Город без надежды - Марина Дементьева
Шрифт:
Интервал:
Закладка:
Он оперативно перехватил мою руку.
- Знаю, что непросто, но постарайся так не трястись, не то игла выпадет.
- Ты умеешь?..
- Я вообще много чего умею... Лежи смирно, уже почти.
Я попробовала следить за падением капель, но сбилась со счёта уже на семнадцатой и замотала головой по подушке, отчего внутри заплескалась расплавленная боль.
- Не могу, не могу... - стонала на одной ноте.
- Всё ты можешь.
- Когда это закончится?
- Пока рано об этом.
- Сколько уже?..
- Тридцать два часа, - ответил он всё тем же ровным тоном.
Отчаяние скрутило нутро.
- Нет! Не может быть так мало!..
- Уже не мало.
- Дай мне ещё снотворное. Ведь уже можно? Пожалуйста!
- Нет, - отрезал он, вынимая катетер и тут же сгибая мой локоть.
Я выкручивалась, пытаясь поймать его взгляд.
- Но почему?..
- Потому что на твой кошачий вес даже дозировки не рассчитаны. Не хочу сделать хуже, чем есть. - В губы толкнулся край чашки. - Пей.
Не было сил спорить. Все силы выпивала боль, слабость ртутью разливалась по телу. Просто отмотать время - я повторяла эти его слова как заклинание, эти слова - всё, что у меня осталось. Это не может длиться вечно.
Это не может длиться вечно.
Я перекатывалась от края до края кровати или бессмысленно таращилась в потолок. По потолку проползали тени. Тени превращались в образы. Поэтому я старалась смотреть только на странного человека, который единственно связывал меня с жизнью. Пока я могла видеть, он оставался в комнате, отжимался или качал пресс, размеренно, как механизм, лишь изредка меняя положение. На меня он не смотрел, и это было к лучшему.
Времени не было. Была мешанина образов и ощущений. Меня окружали мёртвые люди - это всё, что я помню.. Был парализующий ужас, был бред, агония разума.
И был миг, когда я обнаружила себя в этом безвременье, в одиночестве, с запястьем в браслете наручников, пристёгнутых к изголовью постели.
- Тихо. Тихо. - Этот ровный голос действовал как холодный душ. - Нечего так орать.
Я с усилием распахнула зажмуренные в страхе глаза и наконец стала видеть. Он нависал надо мною, вжимая в матрас, и удерживал за руки - чудо, что не вывихнула себе запястье в попытках освободиться.
Облегчение от того, что он рядом, было такой силы, что даже в голове немного прояснилось.
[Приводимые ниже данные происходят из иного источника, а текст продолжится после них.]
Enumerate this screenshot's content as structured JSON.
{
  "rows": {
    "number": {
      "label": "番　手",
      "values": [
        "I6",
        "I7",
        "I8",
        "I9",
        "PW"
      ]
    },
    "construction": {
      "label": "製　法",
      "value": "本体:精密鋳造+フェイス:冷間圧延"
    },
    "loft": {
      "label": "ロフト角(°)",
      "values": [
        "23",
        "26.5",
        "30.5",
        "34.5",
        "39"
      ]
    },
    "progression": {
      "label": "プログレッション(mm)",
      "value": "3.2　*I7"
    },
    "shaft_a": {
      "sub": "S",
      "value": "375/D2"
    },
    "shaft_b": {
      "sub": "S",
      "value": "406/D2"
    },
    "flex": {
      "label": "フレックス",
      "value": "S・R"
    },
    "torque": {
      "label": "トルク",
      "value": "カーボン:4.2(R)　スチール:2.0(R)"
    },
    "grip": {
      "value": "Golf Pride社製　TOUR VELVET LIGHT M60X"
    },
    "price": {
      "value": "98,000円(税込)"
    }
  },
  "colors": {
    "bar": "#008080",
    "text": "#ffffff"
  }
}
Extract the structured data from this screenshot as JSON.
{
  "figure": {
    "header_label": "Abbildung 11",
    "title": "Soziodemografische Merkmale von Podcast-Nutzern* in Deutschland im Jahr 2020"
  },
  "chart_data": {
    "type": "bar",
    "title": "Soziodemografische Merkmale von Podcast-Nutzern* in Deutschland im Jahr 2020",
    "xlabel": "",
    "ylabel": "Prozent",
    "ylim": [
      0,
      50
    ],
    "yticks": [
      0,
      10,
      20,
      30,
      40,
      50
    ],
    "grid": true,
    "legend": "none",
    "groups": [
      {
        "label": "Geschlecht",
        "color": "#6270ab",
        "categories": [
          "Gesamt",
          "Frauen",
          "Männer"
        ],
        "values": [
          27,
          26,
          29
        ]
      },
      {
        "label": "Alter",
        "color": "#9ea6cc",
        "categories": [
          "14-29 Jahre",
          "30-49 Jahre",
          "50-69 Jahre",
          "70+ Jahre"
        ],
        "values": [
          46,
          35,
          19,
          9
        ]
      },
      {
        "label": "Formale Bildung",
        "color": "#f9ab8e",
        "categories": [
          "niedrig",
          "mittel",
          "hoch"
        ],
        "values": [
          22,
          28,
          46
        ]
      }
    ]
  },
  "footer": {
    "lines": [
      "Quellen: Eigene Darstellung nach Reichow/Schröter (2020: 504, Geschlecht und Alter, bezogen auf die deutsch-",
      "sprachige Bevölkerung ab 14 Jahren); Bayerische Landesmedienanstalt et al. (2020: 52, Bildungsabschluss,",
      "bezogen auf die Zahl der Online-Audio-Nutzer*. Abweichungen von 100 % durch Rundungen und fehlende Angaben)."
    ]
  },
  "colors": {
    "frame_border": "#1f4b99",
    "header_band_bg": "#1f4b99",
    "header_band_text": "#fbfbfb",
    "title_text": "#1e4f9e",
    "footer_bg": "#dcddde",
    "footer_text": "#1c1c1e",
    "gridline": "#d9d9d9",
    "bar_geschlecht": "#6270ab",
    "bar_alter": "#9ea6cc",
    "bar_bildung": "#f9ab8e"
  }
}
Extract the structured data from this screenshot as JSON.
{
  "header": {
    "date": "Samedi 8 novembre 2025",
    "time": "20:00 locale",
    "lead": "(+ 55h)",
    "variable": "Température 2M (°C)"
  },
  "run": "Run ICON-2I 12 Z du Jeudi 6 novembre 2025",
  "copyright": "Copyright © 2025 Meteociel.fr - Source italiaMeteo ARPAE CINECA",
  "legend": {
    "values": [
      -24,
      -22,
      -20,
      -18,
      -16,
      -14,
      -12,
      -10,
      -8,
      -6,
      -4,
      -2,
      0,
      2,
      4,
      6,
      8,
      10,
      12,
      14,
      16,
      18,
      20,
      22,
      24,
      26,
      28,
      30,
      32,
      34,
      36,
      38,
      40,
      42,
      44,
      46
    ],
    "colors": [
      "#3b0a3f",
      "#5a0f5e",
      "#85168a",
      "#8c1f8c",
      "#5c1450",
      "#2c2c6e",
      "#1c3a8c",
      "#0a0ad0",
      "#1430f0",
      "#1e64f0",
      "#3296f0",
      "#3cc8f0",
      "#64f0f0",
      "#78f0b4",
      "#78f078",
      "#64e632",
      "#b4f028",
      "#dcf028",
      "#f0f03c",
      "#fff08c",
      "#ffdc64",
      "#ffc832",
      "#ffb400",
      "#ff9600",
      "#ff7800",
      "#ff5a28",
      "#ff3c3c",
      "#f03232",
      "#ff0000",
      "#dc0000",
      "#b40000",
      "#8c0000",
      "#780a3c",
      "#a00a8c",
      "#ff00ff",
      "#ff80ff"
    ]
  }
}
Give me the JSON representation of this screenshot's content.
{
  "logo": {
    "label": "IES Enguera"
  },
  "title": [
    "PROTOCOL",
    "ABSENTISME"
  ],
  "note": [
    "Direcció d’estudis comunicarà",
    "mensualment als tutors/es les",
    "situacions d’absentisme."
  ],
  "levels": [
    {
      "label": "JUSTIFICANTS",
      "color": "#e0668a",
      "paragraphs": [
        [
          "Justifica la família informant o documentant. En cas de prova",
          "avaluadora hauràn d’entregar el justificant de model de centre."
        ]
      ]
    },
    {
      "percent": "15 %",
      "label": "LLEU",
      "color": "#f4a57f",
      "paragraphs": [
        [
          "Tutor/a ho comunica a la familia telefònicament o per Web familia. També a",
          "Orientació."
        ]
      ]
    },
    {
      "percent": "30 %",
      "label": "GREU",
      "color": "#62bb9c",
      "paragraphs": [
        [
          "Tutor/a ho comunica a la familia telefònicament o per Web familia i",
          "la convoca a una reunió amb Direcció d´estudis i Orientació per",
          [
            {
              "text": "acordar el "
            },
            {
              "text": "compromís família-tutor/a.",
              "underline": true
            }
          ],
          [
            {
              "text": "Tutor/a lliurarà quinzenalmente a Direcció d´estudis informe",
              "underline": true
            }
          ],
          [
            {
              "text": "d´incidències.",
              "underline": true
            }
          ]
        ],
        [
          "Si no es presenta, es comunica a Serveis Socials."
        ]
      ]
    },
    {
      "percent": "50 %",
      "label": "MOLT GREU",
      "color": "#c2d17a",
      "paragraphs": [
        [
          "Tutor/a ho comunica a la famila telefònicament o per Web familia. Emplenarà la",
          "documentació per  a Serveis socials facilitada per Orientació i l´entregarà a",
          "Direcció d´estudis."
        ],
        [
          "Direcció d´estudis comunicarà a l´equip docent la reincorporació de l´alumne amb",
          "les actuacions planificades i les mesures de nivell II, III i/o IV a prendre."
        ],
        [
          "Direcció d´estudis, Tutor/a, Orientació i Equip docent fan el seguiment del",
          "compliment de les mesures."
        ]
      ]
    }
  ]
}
- Ты... - выпалила с прорвавшейся обидой. - Ты меня приковал!
- Ради твоей безопасности. Никому не стал бы доверять в таком состоянии.
- Приковал... наручниками! - в бешенстве затрясла рукой, и металлический браслет загремел о кованую раму.
Я чувствовала его, он был какой-то закрытый, больше даже, чем обычно. Он вынул ключ и отомкнул наручники. Я спрятала руку, растирая запястья, отползла в дальний угол.
- Да. Пришлось отлучиться.
- Отлучиться? То есть кого-то убить?
Он задрал край свитера и убрал наручники за ремень джинсов. Не оборачиваясь, безразлично бросил:
- А это не твоё дело.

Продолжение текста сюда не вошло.